There are two types of financial privacy within the scope of this article: transaction privacy: concealing the source or destination and balance privacy, concealing someone’s net worth. The equivalent of privacy on Bitcoin was originally intended to be achieved through the assumption that bitcoin addresses are not associated with any identity. But in reality, bitcoin addresses are commonly or easily associated with identities. Many people get bitcoins from a source that complies with overreaching government regulations known as KYC (know your customer) requirements. Bitcoins that are obtained from a KYC source are tagged to your identity.

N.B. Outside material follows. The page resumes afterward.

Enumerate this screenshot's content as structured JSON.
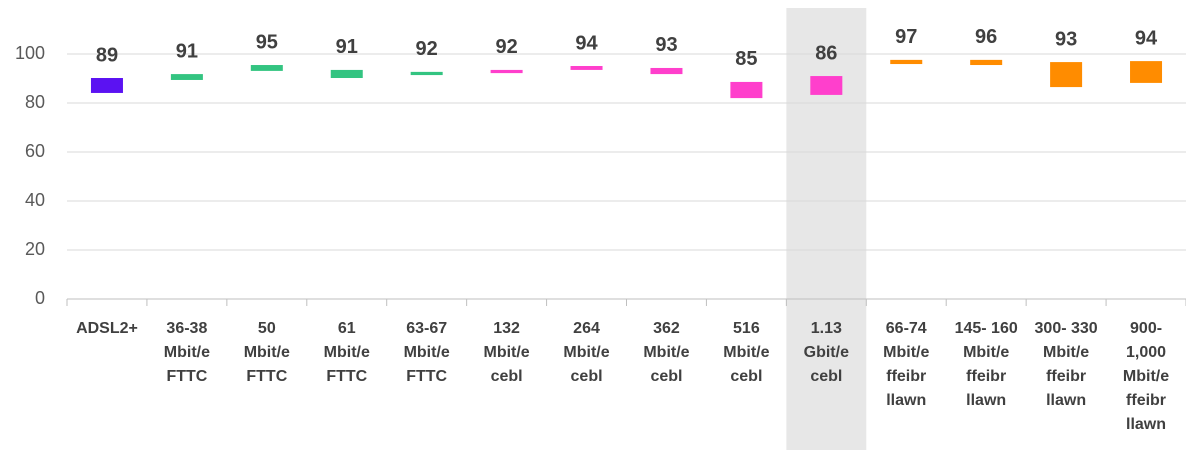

Even if you obtain your bitcoin from an anonymous source, it can be tied to your identity the moment you purchase something from a business that needs to collect your information for something as simple as shipping information or email address. If the business you are paying is using a 3rd party payment processing service that complies with KYC, then your bitcoin can no longer be considered anonymous. Even if the business you are paying is using a self-hosted payment system, your information could still be leaked if the business gives up your data intentionally, unintentionally, or via government coercion. Even if you do achieve transaction privacy, you still have to worry about balance privacy. You might not want people you do business with to know your entire net worth.
Various Solutions to Bitcoin Privacy
Fortunately, there are ways to use Bitcoin privately. The methods to use bitcoin with privacy include coinjoins, coinswaps, The Lightning Network, state chains, off-chain physical transactions (such as opendimes) and WabiSabi, A method recently introduced in Wasabi Wallet 2.0.
Explanation of Coinjoins
For transaction privacy, a coinjoin conceals a bitcoin’s future post-coinjoin activity from the past and conceals the past pre-coinjoin activity from the future. The coinjoin acts as an opaque wall in a timeline that transactions pass through. If a sender of bitcoin coinjoins, the recipient is unable to determine how the sender obtained the funds. If a recipient of the bitcoin coinjoins, the sender is unable to determine what the recipient does with the funds.
There are what I consider two types of common coinjoins, a mixing coinjoin and a spending coinjoin. A “mixing coinjoin” is used for the sole purpose of making bitcoin anonymous for future use. A “spending coinjoin” is when a coinjoin is used at the time of making a transaction to someone else, in which a recipient receives bitcoin from a sender directly as an output of a coinjoin.
For balance privacy, a coinjoin can also conceal someone’s full net worth. One way to do so is for a sender to pay a recipient directly from a coinjoin, via a “spending coinjoin”. Another way is to use a coinjoin to break up someone’s balance spread across multiple addresses that are not associated with each other. This is how it is often done with a “mixing coinjoin”.